Historiquement, dans les années 1980 et 1990, les éditeurs de logiciels étaient principalement financés par le capital-risque, en raison de leur forte intensité en R&D, de leur risque technologique élevé et de la difficulté à atteindre une rentabilité stable. Cependant, avec l’émergence du modèle SaaS («Software-as-a-Service») dans les années 2010, les entreprises logicielles ont transformé leur approche, offrant des abonnements récurrents qui incluent non seulement l’accès au logiciel mais également des services supplémentaires tels que des mises à jour régulières, une maintenance continue et des améliorations du logiciel, sans coût supplémentaire pour le client. Cela garantit une meilleure expérience utilisateur et rend le changement de fournisseur plus complexe, renforçant ainsi la fidélité des clients. Cette transformation a aussi permis aux éditeurs de logiciels de réduire leur dépendance à des cycles de vente ponctuels, tout en rendant leurs revenus plus prévisibles et récurrents.

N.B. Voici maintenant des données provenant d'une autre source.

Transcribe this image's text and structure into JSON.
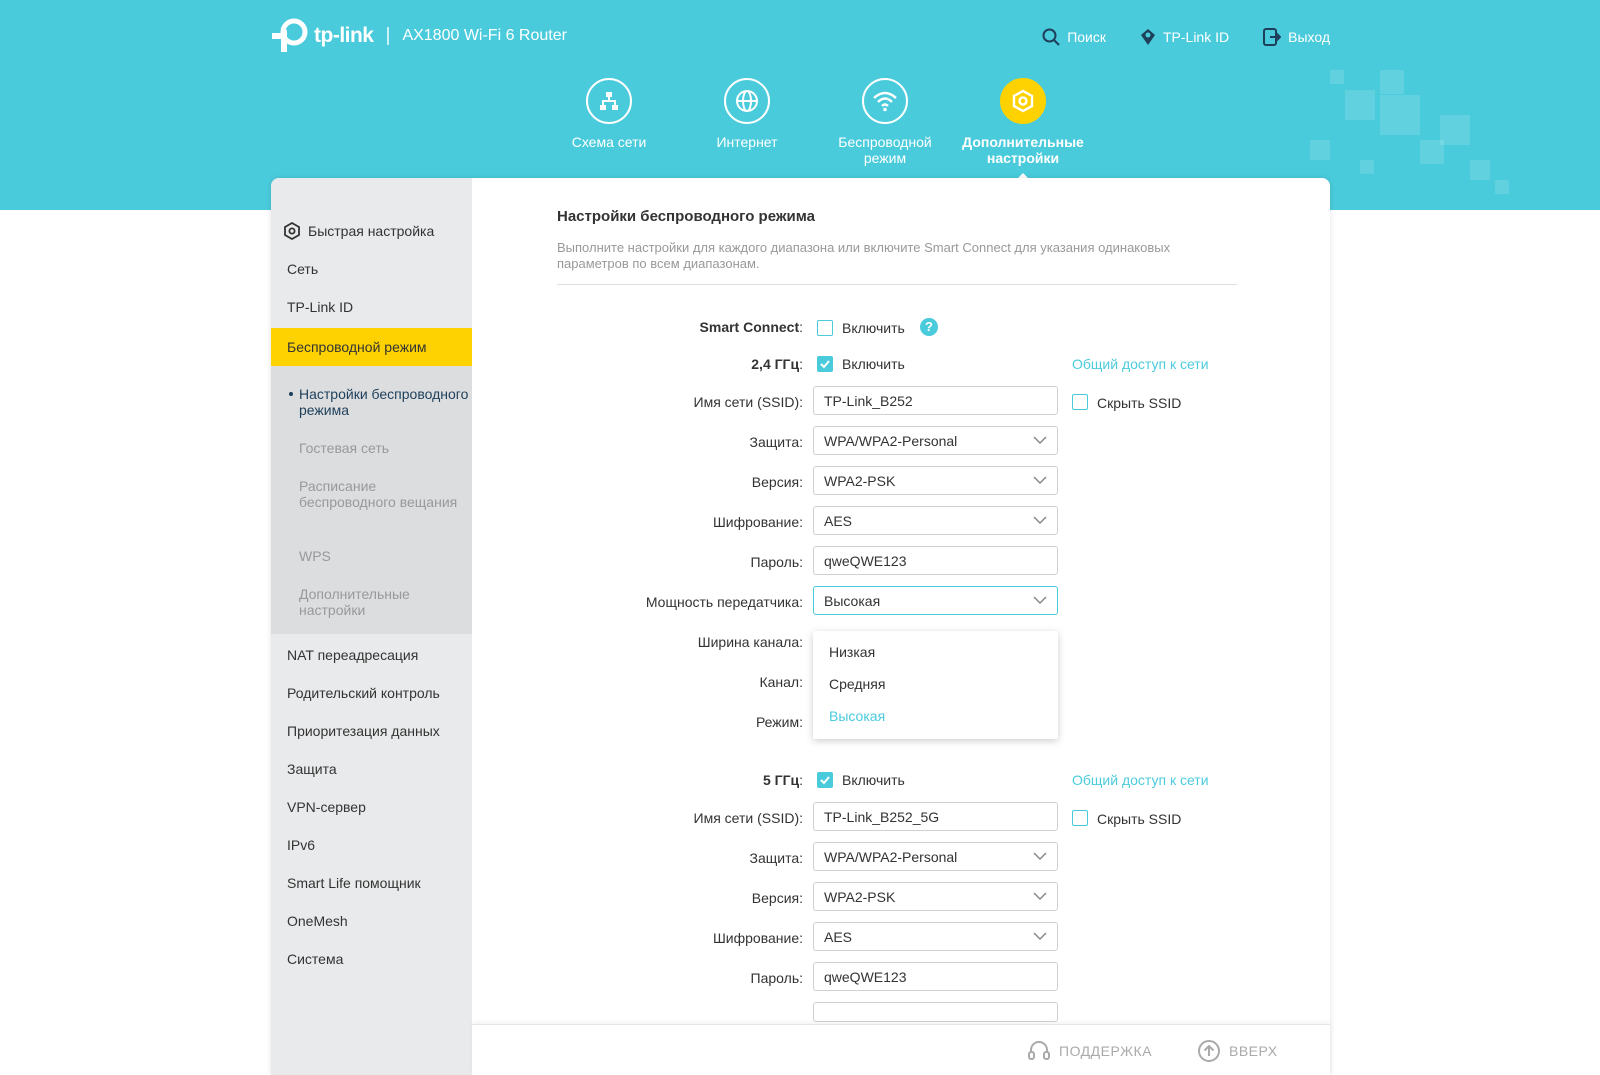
{
  "header": {
    "logo_text": "tp-link",
    "model": "AX1800 Wi-Fi 6 Router",
    "top_links": [
      {
        "label": "Поиск",
        "icon": "search-icon"
      },
      {
        "label": "TP-Link ID",
        "icon": "tplink-id-icon"
      },
      {
        "label": "Выход",
        "icon": "logout-icon"
      }
    ],
    "nav": [
      {
        "label": "Схема сети",
        "icon": "network-map-icon"
      },
      {
        "label": "Интернет",
        "icon": "globe-icon"
      },
      {
        "label": "Беспроводной режим",
        "icon": "wifi-icon"
      },
      {
        "label": "Дополнительные настройки",
        "icon": "gear-icon",
        "active": true
      }
    ]
  },
  "sidebar": {
    "quick_setup": "Быстрая настройка",
    "items": [
      "Сеть",
      "TP-Link ID",
      "Беспроводной режим"
    ],
    "active": "Беспроводной режим",
    "sub_items": [
      "Настройки беспроводного режима",
      "Гостевая сеть",
      "Расписание беспроводного вещания",
      "WPS",
      "Дополнительные настройки"
    ],
    "items_after": [
      "NAT переадресация",
      "Родительский контроль",
      "Приоритезация данных",
      "Защита",
      "VPN-сервер",
      "IPv6",
      "Smart Life помощник",
      "OneMesh",
      "Система"
    ]
  },
  "main": {
    "title": "Настройки беспроводного режима",
    "description": "Выполните настройки для каждого диапазона или включите Smart Connect для указания одинаковых параметров по всем диапазонам.",
    "smart_connect": {
      "label": "Smart Connect",
      "checkbox_label": "Включить",
      "checked": false,
      "help": "?"
    },
    "band_24": {
      "label": "2,4 ГГц",
      "enable_label": "Включить",
      "enabled": true,
      "share_link": "Общий доступ к сети",
      "ssid_label": "Имя сети (SSID):",
      "ssid": "TP-Link_B252",
      "hide_ssid_label": "Скрыть SSID",
      "security_label": "Защита:",
      "security": "WPA/WPA2-Personal",
      "version_label": "Версия:",
      "version": "WPA2-PSK",
      "encryption_label": "Шифрование:",
      "encryption": "AES",
      "password_label": "Пароль:",
      "password": "qweQWE123",
      "tx_power_label": "Мощность передатчика:",
      "tx_power": "Высокая",
      "channel_width_label": "Ширина канала:",
      "channel_label": "Канал:",
      "mode_label": "Режим:"
    },
    "tx_power_options": [
      "Низкая",
      "Средняя",
      "Высокая"
    ],
    "band_5": {
      "label": "5 ГГц",
      "enable_label": "Включить",
      "enabled": true,
      "share_link": "Общий доступ к сети",
      "ssid_label": "Имя сети (SSID):",
      "ssid": "TP-Link_B252_5G",
      "hide_ssid_label": "Скрыть SSID",
      "security_label": "Защита:",
      "security": "WPA/WPA2-Personal",
      "version_label": "Версия:",
      "version": "WPA2-PSK",
      "encryption_label": "Шифрование:",
      "encryption": "AES",
      "password_label": "Пароль:",
      "password": "qweQWE123"
    }
  },
  "footer": {
    "support": "ПОДДЕРЖКА",
    "top": "ВВЕРХ"
  },
  "colors": {
    "accent": "#4acbdc",
    "active_yellow": "#fed200",
    "sidebar_bg": "#e9eaeb"
  }
}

Le secteur des logiciels présente donc aujourd’hui des caractéristiques structurellement attractives pour les investisseurs en LBO:
- Mission critical B2B: De nombreux logiciels sont devenus des outils indispensables aux entreprises, notamment dans des domaines tels que la gestion financière, la cybersécurité, les ressources humaines et la chaîne d’approvisionnement.
- Forte visibilité du chiffre d’affaires grâce aux abonnements SaaS: Les éditeurs SaaS matures (B2B) atteignent souvent 85% à 95% de revenus récurrents annuels (ARR - Annual Recurring Revenue). Les revenus non récurrents proviennent principalement de services professionnels (implémentation, formation, conseil), de frais d’onboarding, de support premium et de frais d’usage variable.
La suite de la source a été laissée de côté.